A new survey from Venson Automotive Solutions has revealed that motorists have little confidence in government bodies when it comes to advice on buying and owning an EV, despite the government increasing investment to support electric vehicle uptake.
Just two percent of car buyers surveyed said that the government would be their go-to source for information, with 58 percent choosing unbiased experts from specialist motoring titles, and 44 percent of respondents going direct to the manufacturer for information.
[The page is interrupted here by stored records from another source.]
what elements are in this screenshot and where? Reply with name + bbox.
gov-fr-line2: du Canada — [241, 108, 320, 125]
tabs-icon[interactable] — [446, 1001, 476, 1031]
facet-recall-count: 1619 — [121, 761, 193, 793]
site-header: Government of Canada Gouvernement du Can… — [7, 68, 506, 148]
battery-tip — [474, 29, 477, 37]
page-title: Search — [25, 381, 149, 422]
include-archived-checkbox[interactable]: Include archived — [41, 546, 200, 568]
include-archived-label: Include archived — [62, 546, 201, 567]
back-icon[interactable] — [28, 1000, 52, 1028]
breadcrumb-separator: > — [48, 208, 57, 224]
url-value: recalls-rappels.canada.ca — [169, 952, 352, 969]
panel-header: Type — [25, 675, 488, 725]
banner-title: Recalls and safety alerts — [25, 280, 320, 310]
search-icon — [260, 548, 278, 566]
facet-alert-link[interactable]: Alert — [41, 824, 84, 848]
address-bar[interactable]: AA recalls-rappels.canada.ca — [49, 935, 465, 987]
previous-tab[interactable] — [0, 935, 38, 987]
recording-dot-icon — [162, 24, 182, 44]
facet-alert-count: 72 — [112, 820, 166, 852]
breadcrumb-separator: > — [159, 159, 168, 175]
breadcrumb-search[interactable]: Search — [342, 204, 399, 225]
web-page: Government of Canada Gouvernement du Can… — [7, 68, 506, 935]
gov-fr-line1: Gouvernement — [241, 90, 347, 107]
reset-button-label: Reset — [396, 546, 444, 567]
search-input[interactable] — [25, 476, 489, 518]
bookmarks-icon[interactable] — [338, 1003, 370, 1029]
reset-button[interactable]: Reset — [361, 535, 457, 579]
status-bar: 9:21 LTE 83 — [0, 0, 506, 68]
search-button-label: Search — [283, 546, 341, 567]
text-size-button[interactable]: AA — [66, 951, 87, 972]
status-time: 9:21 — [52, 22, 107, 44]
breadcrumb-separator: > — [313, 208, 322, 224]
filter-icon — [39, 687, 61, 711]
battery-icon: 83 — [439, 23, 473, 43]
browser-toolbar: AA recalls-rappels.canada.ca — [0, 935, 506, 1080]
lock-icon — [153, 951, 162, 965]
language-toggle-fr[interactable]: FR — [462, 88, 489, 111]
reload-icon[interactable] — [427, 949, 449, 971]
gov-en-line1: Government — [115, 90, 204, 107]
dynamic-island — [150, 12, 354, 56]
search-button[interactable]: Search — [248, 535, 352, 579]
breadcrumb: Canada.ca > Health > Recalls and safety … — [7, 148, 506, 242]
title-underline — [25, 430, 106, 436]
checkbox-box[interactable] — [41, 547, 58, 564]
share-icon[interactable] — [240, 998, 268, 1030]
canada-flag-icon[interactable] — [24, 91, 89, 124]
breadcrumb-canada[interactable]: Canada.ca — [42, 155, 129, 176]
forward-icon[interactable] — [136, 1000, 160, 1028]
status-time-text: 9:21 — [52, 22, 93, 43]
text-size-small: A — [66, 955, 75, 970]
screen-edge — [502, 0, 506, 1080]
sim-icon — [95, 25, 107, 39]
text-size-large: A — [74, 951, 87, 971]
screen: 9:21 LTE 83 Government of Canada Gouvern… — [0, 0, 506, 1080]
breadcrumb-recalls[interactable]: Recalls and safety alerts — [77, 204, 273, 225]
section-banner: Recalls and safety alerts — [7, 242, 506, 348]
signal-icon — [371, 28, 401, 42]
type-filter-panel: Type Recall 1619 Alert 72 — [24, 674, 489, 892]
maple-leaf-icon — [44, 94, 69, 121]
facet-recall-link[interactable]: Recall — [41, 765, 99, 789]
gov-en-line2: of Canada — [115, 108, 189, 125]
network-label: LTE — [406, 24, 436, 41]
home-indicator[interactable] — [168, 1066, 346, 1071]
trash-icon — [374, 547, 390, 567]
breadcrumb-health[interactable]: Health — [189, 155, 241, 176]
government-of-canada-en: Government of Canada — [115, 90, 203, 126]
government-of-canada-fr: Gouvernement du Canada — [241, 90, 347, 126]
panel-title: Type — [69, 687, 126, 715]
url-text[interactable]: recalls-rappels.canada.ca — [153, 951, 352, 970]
A further 31 percent said they would listen to friends and family that have already driven an EV.
The Venson survey also showed that 47 percent wanted to switch to an EV as a direct result of improved air quality since the coronavirus lockdown, but despite that just 18 percent of men say that would be confident owning and maintaining an EV, with that figure slumping to nine percent for women.
Transport Secretary, Grant Shapps, recently confirmed that an additional £10 million would be made available for the on-street residential chargepoint scheme in a bid to encourage EV ownership.
“It is encouraging to see the government making such an important financial injection to rekindle growth in the motor industry and boost EV take-up at the same time,” said Alison Bell, marketing director at Venson Automotive Solutions. “As we take tentative steps out of lockdown restrictions, the industry needs to collaborate to ensure consumers – be they private or company car drivers – have the confidence they need to make the switch and become EV drivers.”
“Independent experts clearly have a big role to play in driving change and supporting manufacturers, as do those friends and family who have already made the transition to electric.”